The invitation to ASN is to turn this survival period into a test of adaptation. Prove that our bureaucracy remains prime despite budget limitations and energy crises. High performance in tough times will be the strongest argument for the public and government to approve a better salary structure in the coming years.
Without proof of performance, demands for welfare increases will only be seen as a burden on taxpayers.
The general public also needs to give space for these public servants to transform. Instead of mocking them over WFH or shift work policies, we should push for that flexibility to be repaid with faster digital services. Collaboration between technology and bureaucracy is the key to ensuring this survival mode does not end in systemic failure.
In the end, a resilient bureaucracy is not born from a comfort zone but from pressures that force innovation to emerge. Fiscal discipline is indeed bitter, but it can be the medicine to cure the long-standing disease of bureaucratic inefficiency.

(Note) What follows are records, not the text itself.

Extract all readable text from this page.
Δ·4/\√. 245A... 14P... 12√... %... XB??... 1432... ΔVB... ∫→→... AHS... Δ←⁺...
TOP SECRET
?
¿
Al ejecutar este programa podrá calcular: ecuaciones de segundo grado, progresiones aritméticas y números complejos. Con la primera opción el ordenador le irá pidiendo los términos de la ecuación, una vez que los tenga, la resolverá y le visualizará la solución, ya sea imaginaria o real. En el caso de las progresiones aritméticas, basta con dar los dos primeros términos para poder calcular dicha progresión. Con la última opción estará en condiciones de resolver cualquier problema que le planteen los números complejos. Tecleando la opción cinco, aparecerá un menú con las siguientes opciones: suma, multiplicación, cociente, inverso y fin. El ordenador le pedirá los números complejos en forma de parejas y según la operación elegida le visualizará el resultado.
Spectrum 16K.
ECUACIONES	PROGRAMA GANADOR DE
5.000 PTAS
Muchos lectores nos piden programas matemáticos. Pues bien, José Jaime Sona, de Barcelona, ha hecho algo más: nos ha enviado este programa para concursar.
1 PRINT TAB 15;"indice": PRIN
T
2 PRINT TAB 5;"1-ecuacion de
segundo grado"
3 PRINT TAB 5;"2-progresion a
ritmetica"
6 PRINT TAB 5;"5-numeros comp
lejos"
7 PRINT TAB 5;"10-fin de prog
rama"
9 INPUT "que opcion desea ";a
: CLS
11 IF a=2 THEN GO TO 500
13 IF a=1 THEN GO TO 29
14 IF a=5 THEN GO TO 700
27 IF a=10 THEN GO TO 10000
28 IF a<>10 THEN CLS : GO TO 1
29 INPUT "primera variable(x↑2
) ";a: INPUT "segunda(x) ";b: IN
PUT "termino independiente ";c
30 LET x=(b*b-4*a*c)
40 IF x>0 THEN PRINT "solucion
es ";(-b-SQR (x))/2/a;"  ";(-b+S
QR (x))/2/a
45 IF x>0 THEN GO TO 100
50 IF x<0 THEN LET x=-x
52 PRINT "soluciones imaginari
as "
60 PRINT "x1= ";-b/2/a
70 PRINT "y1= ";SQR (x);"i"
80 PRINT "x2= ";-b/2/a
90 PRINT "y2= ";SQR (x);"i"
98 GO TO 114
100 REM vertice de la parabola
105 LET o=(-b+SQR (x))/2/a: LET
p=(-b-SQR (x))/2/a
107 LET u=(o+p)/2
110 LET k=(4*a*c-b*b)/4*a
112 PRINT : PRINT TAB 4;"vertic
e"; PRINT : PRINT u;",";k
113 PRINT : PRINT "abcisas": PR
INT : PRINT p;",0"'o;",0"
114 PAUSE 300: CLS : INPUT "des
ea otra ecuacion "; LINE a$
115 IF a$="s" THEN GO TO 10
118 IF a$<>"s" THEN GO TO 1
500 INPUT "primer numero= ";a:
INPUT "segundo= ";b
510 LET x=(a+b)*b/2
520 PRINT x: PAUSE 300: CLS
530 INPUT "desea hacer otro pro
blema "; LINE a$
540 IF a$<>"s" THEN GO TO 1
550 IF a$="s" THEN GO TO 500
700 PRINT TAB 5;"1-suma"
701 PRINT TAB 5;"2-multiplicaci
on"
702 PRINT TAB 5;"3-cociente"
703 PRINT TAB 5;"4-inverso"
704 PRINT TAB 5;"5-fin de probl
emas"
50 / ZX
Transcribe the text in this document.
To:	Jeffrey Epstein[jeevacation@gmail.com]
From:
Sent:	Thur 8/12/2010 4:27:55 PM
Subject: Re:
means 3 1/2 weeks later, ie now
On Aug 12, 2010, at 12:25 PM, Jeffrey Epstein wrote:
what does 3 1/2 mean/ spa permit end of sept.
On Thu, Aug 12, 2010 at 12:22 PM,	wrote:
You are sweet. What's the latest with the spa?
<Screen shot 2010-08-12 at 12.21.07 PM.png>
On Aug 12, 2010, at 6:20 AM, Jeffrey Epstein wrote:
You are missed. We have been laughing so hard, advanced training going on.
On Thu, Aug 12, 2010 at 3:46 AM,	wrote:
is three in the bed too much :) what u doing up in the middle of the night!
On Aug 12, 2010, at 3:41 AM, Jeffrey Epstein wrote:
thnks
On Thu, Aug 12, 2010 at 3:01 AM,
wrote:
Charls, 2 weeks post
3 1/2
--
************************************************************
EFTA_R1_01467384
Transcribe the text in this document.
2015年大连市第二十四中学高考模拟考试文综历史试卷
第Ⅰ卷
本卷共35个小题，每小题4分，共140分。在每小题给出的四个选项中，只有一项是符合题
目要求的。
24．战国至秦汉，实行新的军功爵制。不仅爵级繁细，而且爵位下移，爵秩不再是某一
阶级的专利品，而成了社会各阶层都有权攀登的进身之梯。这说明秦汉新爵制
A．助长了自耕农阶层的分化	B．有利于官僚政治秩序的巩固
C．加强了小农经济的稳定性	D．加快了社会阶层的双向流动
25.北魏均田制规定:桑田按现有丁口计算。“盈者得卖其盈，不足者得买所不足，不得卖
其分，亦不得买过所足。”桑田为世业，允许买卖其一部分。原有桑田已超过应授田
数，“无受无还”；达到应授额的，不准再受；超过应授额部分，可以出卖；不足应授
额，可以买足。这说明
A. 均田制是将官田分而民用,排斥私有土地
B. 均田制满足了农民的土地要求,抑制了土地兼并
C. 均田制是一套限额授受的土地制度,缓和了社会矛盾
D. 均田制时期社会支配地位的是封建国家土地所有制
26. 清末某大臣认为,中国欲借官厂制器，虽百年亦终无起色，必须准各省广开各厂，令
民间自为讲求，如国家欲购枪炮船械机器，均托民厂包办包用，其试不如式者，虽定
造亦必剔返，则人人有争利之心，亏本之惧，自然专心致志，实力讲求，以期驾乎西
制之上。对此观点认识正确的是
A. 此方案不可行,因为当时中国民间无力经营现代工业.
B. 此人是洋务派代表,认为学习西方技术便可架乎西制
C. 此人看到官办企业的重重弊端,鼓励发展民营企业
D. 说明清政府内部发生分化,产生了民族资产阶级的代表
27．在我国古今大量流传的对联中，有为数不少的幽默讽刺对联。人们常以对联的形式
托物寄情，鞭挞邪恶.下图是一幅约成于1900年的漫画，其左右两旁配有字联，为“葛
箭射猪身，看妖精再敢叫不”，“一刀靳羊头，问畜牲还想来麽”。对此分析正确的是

If this transition is managed with transparency and smart fair compensation, we will see a slimmer, faster, and more authoritative bureaucracy.
Let us face 2026 not with pessimism but with a real reform spirit. The government stays consistent with its transformation promises, ASN focuses on performance surges, and the public monitors critically yet supportively. Only in this way can our bureaucracy survive the fiscal storm and emerge victorious in the new era of public services.